The above is a restored version of a Province review by Michael Walsh originally published in 1987. For additional information on this archived material, please visit my FAQ.

Afterword: Nominated for nine Academy Awards, The Last Emperor won them all, including best picture, director and original musical score. With it, Bernardo Bertolucci claimed the distinction of being the first western filmmaker to make a fictional feature film in China since the 1949 communist revolution. The Beijing authorities cooperated to the extent of allowing his Italian crew to shoot scenes within the Forbidden City, providing an estimated 19,000 extras from the ranks of the People's Liberation Army. A self-described Marxist, Bertolucci has never been a Hollywood favourite.
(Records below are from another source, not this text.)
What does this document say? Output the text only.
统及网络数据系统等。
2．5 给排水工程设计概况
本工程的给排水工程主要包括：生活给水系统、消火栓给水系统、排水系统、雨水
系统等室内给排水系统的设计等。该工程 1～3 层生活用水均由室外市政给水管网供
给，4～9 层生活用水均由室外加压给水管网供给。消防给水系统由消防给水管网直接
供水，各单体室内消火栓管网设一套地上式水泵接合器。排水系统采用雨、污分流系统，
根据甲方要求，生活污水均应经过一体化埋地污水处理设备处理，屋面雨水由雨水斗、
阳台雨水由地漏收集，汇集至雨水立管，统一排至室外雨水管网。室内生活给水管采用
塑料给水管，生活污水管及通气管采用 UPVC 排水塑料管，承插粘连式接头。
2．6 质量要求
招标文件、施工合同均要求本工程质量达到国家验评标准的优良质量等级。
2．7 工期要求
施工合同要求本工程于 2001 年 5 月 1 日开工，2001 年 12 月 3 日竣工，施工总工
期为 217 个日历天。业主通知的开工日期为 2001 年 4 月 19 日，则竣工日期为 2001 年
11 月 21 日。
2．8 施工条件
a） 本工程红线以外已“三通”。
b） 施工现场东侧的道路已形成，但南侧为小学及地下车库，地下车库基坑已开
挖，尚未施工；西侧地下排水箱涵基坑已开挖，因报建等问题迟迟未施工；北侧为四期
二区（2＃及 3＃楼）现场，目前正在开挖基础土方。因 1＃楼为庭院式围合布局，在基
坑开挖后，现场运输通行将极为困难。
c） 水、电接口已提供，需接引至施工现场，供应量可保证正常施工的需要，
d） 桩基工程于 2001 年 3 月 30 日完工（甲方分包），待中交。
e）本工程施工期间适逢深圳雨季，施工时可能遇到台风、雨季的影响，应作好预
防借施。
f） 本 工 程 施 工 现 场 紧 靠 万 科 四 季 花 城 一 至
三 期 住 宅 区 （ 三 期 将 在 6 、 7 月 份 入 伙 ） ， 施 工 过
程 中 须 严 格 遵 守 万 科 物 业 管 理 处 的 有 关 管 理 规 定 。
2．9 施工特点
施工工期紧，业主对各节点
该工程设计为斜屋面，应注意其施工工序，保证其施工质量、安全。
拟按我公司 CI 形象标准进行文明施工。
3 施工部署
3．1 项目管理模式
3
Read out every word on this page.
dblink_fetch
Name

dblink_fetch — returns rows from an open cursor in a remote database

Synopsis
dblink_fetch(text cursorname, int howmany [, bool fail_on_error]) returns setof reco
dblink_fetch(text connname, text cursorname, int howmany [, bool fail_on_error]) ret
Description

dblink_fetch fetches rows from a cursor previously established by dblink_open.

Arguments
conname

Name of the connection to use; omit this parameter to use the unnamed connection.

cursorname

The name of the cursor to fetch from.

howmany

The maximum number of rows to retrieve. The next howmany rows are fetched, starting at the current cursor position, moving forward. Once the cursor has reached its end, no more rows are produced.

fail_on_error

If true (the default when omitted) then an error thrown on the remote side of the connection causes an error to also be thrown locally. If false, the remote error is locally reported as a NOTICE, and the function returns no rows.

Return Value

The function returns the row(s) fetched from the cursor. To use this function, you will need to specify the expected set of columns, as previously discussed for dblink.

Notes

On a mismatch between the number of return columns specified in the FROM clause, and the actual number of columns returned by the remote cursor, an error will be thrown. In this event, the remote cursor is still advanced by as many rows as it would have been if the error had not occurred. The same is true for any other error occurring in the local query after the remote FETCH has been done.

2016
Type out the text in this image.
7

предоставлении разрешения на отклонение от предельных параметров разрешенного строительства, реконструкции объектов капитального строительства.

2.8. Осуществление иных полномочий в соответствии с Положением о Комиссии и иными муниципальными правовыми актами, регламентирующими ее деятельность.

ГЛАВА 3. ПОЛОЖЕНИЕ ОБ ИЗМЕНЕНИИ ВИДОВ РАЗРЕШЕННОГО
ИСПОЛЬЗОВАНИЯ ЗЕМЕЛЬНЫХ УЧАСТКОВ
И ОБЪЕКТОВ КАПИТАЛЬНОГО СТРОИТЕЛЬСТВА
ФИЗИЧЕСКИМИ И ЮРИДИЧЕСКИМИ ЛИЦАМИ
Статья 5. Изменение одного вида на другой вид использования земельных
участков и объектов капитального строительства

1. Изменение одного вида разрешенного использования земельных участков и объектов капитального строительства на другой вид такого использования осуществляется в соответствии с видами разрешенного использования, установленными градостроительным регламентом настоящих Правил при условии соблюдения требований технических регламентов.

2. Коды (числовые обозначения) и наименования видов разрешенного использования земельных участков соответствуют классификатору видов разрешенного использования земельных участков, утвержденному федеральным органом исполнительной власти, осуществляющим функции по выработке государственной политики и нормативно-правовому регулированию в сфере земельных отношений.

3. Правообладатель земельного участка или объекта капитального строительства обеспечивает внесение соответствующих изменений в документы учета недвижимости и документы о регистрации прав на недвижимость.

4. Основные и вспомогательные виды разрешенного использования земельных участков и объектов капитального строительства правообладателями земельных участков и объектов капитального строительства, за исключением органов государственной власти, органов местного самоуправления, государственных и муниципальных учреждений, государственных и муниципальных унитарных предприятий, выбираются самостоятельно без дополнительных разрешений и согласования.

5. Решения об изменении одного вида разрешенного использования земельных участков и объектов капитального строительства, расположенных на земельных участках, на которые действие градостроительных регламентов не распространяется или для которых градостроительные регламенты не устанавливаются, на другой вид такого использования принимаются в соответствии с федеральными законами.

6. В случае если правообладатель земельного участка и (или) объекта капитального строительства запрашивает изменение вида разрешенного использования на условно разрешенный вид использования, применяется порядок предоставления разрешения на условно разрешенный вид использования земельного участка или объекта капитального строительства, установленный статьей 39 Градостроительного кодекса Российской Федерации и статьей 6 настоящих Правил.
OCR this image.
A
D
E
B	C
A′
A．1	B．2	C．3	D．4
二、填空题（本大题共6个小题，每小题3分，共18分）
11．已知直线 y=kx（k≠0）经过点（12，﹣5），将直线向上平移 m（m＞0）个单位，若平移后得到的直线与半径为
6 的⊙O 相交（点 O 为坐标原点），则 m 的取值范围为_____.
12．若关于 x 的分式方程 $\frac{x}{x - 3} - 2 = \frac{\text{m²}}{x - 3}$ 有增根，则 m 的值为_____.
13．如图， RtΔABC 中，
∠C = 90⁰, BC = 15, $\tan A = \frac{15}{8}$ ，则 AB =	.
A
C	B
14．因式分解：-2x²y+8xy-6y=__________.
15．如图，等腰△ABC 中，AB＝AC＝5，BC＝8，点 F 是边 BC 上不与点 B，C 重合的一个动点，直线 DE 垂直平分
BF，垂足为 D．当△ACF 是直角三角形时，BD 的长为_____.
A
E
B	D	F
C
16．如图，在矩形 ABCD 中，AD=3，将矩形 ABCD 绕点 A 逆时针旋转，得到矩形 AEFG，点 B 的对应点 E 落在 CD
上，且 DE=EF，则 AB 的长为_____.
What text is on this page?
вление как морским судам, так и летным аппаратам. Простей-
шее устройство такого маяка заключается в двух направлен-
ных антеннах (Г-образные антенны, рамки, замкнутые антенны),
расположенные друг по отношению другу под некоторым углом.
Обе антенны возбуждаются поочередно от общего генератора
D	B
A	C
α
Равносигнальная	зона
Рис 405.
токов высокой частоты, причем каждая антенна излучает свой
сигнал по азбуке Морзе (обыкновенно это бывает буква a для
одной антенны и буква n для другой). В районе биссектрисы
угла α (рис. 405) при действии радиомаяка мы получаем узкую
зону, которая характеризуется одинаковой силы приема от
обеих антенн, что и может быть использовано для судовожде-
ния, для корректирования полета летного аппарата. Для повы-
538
Despite two Oscar nominations  — for best screenplay (The Conformist; 1970) and direction (Last Tango in Paris; 1979) — and his Last Emperor wins for screenplay and direction, none of his 16 feature films are American movies. A critic of the Vietnam War, Bertolucci is often quoted as having said: "A monoculture is not only Hollywood, but Americans trying to export democracy. I don't think you can in any way export culture with guns or tanks. I think that I used to love Hollywood movies. I remember great phases and moments. But, unfortunately, now is not the moment."

See also: The distinction of being the first western filmmaker allowed into post-revolutionary China went to National Film Board of Canada director Tony Ianzelo. An exchange program negotiated between two governments resulted in his 1980 documentary features North China Commune and North China Factory.